PEAS description (cont’d) Actuators: The agent can move Forward, TurnLeft by 90◦, or TurnRight by 90◦. The agent dies a miserable death if it enters a square containing a pit or a live wumpus. If an agent tries to move forward and bumps into a wall, then the agent does not move. The action Grab can be used to pick up the gold if it is in the same square as the agent. The action Shoot can be used to fire an arrow in a straight line in the direction the agent is facing. The arrow continues until it either hits (and hence kills) the wumpus or hits a wall. The agent has only one arrow, so only the first Shoot action has any effect. Finally, the action Climb can be used to climb out of the cave, but only from square [1,1].
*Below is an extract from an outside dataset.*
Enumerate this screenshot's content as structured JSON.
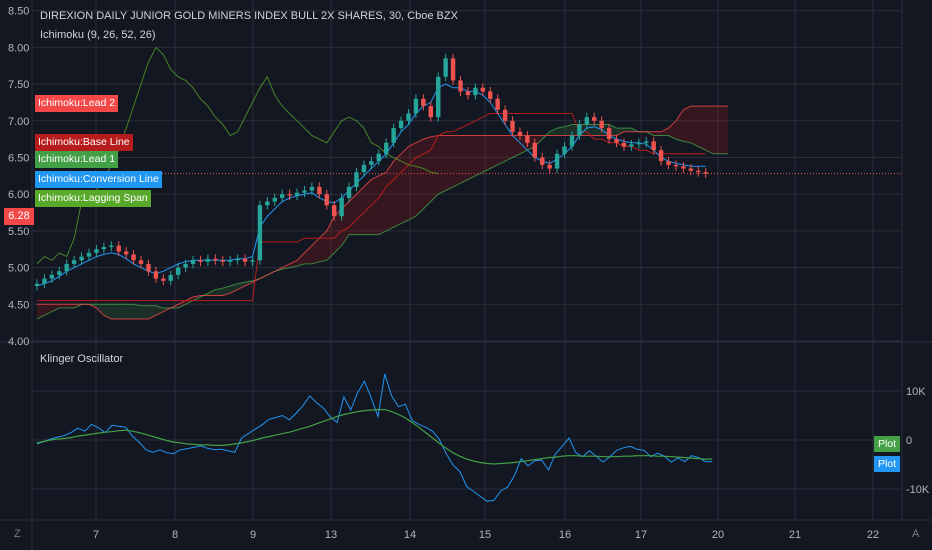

PEAS description (cont’d) Sensors: The agent has five sensors, each of which gives a single bit of information: In the square containing the wumpus and in the directly (not diagonally) adjacent squares, the agent will perceive a Stench. In the squares directly adjacent to a pit, the agent will perceive a Breeze. In the square where the gold is, the agent will perceive a Glitter. When an agent walks into a wall, it will perceive a Bump. When the wumpus is killed, it emits a woeful Scream that can be perceived anywhere in the cave. The percepts will be given to the agent program in the form of a list of five symbols; for example, if there is a stench and a breeze, but no glitter, bump, or scream, the agent program will get [Stench, Breeze, None, None, None].